Yesterday also marked the official grand opening of Public Espresso + Coffee within the complex. Public was the last remaining commercial space available at 2178 Seneca Street.
Surprisingly, the restoration of the historic marquee was never a given. Apparently, the rest of the building was such a huge undertaking that there was some doubt whether there would be enough funding to restore the building’s flashing beacon.
“Due to construction cost over runs, it would have been very difficult for us to re-create the marquee without the help of National Grid,” said Jake Schneider, President of Schneider Development Services.
Without the matching grant from National Grid’s Main Street Revitalization program, the marquee would not have been possible, which would have been a major bummer.
“Restoration for Shea’s Seneca included apartments, and spaces for banquets and retail, which meant new electricity requirements, which often are necessary when older buildings are updated,” said National Grid regional director Ken Kujawa. “We often partner with customers and introduce our grant programs, which can play a role in making a vision for an adaptive reuse project such as this a reality.”
Currently, the commercial spaces at Shea’s Seneca are fully occupied by Shea’s Seneca Banquets & Catering, April Spencer Floral Design, Bottle Rocket Beer Reserve, and Cantina 62. The fifth and final commercial tenant, Public Espresso + Coffee. All of the these new tenants are helping to create a major buzz on Seneca Street, in a commercial district that has seen much disinvestment in the past.

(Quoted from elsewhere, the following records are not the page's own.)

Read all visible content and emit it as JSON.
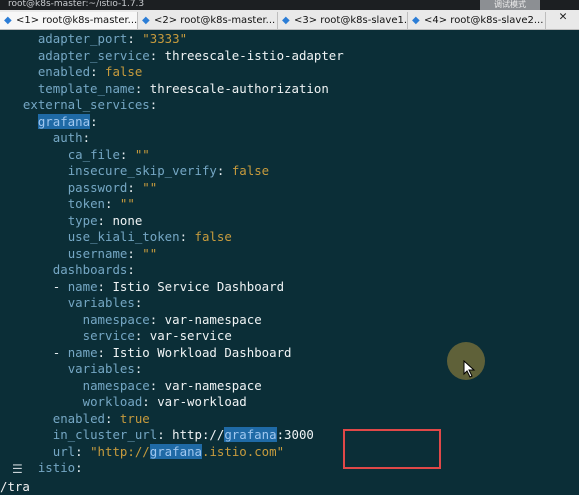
{
  "window": {
    "title": "root@k8s-master:~/istio-1.7.3"
  },
  "notice": "调试模式",
  "tabs": [
    {
      "label": "<1> root@k8s-master...",
      "active": true
    },
    {
      "label": "<2> root@k8s-master...",
      "active": false
    },
    {
      "label": "<3> root@k8s-slave1...",
      "active": false
    },
    {
      "label": "<4> root@k8s-slave2...",
      "active": false
    }
  ],
  "tab_close": "✕",
  "lines": [
    {
      "indent": "    ",
      "key": "adapter_port",
      "sep": ": ",
      "val": "\"3333\"",
      "cls": "s"
    },
    {
      "indent": "    ",
      "key": "adapter_service",
      "sep": ": ",
      "val": "threescale-istio-adapter",
      "cls": "v"
    },
    {
      "indent": "    ",
      "key": "enabled",
      "sep": ": ",
      "val": "false",
      "cls": "b"
    },
    {
      "indent": "    ",
      "key": "template_name",
      "sep": ": ",
      "val": "threescale-authorization",
      "cls": "v"
    },
    {
      "indent": "  ",
      "key": "external_services",
      "sep": ":",
      "val": "",
      "cls": "v"
    },
    {
      "indent": "    ",
      "key": "grafana",
      "sep": ":",
      "val": "",
      "cls": "v",
      "hl": true
    },
    {
      "indent": "      ",
      "key": "auth",
      "sep": ":",
      "val": "",
      "cls": "v"
    },
    {
      "indent": "        ",
      "key": "ca_file",
      "sep": ": ",
      "val": "\"\"",
      "cls": "s"
    },
    {
      "indent": "        ",
      "key": "insecure_skip_verify",
      "sep": ": ",
      "val": "false",
      "cls": "b"
    },
    {
      "indent": "        ",
      "key": "password",
      "sep": ": ",
      "val": "\"\"",
      "cls": "s"
    },
    {
      "indent": "        ",
      "key": "token",
      "sep": ": ",
      "val": "\"\"",
      "cls": "s"
    },
    {
      "indent": "        ",
      "key": "type",
      "sep": ": ",
      "val": "none",
      "cls": "v"
    },
    {
      "indent": "        ",
      "key": "use_kiali_token",
      "sep": ": ",
      "val": "false",
      "cls": "b"
    },
    {
      "indent": "        ",
      "key": "username",
      "sep": ": ",
      "val": "\"\"",
      "cls": "s"
    },
    {
      "indent": "      ",
      "key": "dashboards",
      "sep": ":",
      "val": "",
      "cls": "v"
    },
    {
      "indent": "      - ",
      "key": "name",
      "sep": ": ",
      "val": "Istio Service Dashboard",
      "cls": "v"
    },
    {
      "indent": "        ",
      "key": "variables",
      "sep": ":",
      "val": "",
      "cls": "v"
    },
    {
      "indent": "          ",
      "key": "namespace",
      "sep": ": ",
      "val": "var-namespace",
      "cls": "v"
    },
    {
      "indent": "          ",
      "key": "service",
      "sep": ": ",
      "val": "var-service",
      "cls": "v"
    },
    {
      "indent": "      - ",
      "key": "name",
      "sep": ": ",
      "val": "Istio Workload Dashboard",
      "cls": "v"
    },
    {
      "indent": "        ",
      "key": "variables",
      "sep": ":",
      "val": "",
      "cls": "v"
    },
    {
      "indent": "          ",
      "key": "namespace",
      "sep": ": ",
      "val": "var-namespace",
      "cls": "v"
    },
    {
      "indent": "          ",
      "key": "workload",
      "sep": ": ",
      "val": "var-workload",
      "cls": "v"
    },
    {
      "indent": "      ",
      "key": "enabled",
      "sep": ": ",
      "val": "true",
      "cls": "b"
    },
    {
      "indent": "      ",
      "key": "in_cluster_url",
      "sep": ": ",
      "val_parts": [
        "http://",
        "grafana",
        ":3000"
      ],
      "cls": "v"
    },
    {
      "indent": "      ",
      "key": "url",
      "sep": ": ",
      "val_parts": [
        "\"http://",
        "grafana",
        ".istio.com\""
      ],
      "cls": "s"
    },
    {
      "indent": "    ",
      "key": "istio",
      "sep": ":",
      "val": "",
      "cls": "v"
    }
  ],
  "command_line": "/tra",
  "icons": {
    "tab": "terminal-icon",
    "menu": "menu-icon",
    "pointer": "mouse-pointer-icon"
  }
}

The new marquee is a historical replica of the original that graced the main entrance of Michael Shea’s former movie house for decades. The replica was built by Buffalo’s own Flexlume Sign Company, the same company that built the original back in the 1920s.
The new café element is the icing on the cake, and the newly restored marquees acts as the brilliantly lit candles. Public’s owners James Rayburg and Sam Scarcello. Both Rayburg and Scarcello grew up in South Buffalo, so this opening marks a wonderful return for the two entrepreneurs. Actually, the business partners have been setting up at the South Buffalo Farmer’s market down the street in Cazenovia Park for the last few years. That experience is one of the triggers that led to investing in their latest retail adventure.
“I recall walking into the very storefront Public Espresso now occupies with my Mom when it was a Five & Dime years ago to pick up back to school supplies,” said Rayburg. “Being able to give back to the neighborhood and be part of Seneca Street’s renaissance is something that is close to both our hearts. We grew up here, our families still live in South Buffalo, and it’s what drew us to this transformative project.”
“The restoration of this building was a group effort and the list of those who contributed is long,” explained Schneider. “National Grid deserves special mention because the marquee is such an important symbol to the Seneca Street commercial corridor. Its return to Shea’s would not have happened without the National Grid Main Street grant. It’s that simple.”
Kujawa responded, “The meticulous work that Schneider Development has undertaken to research, design and re-build the space to honor the building’s history is truly remarkable. We’re grateful for the recognition and to have been part of the project.”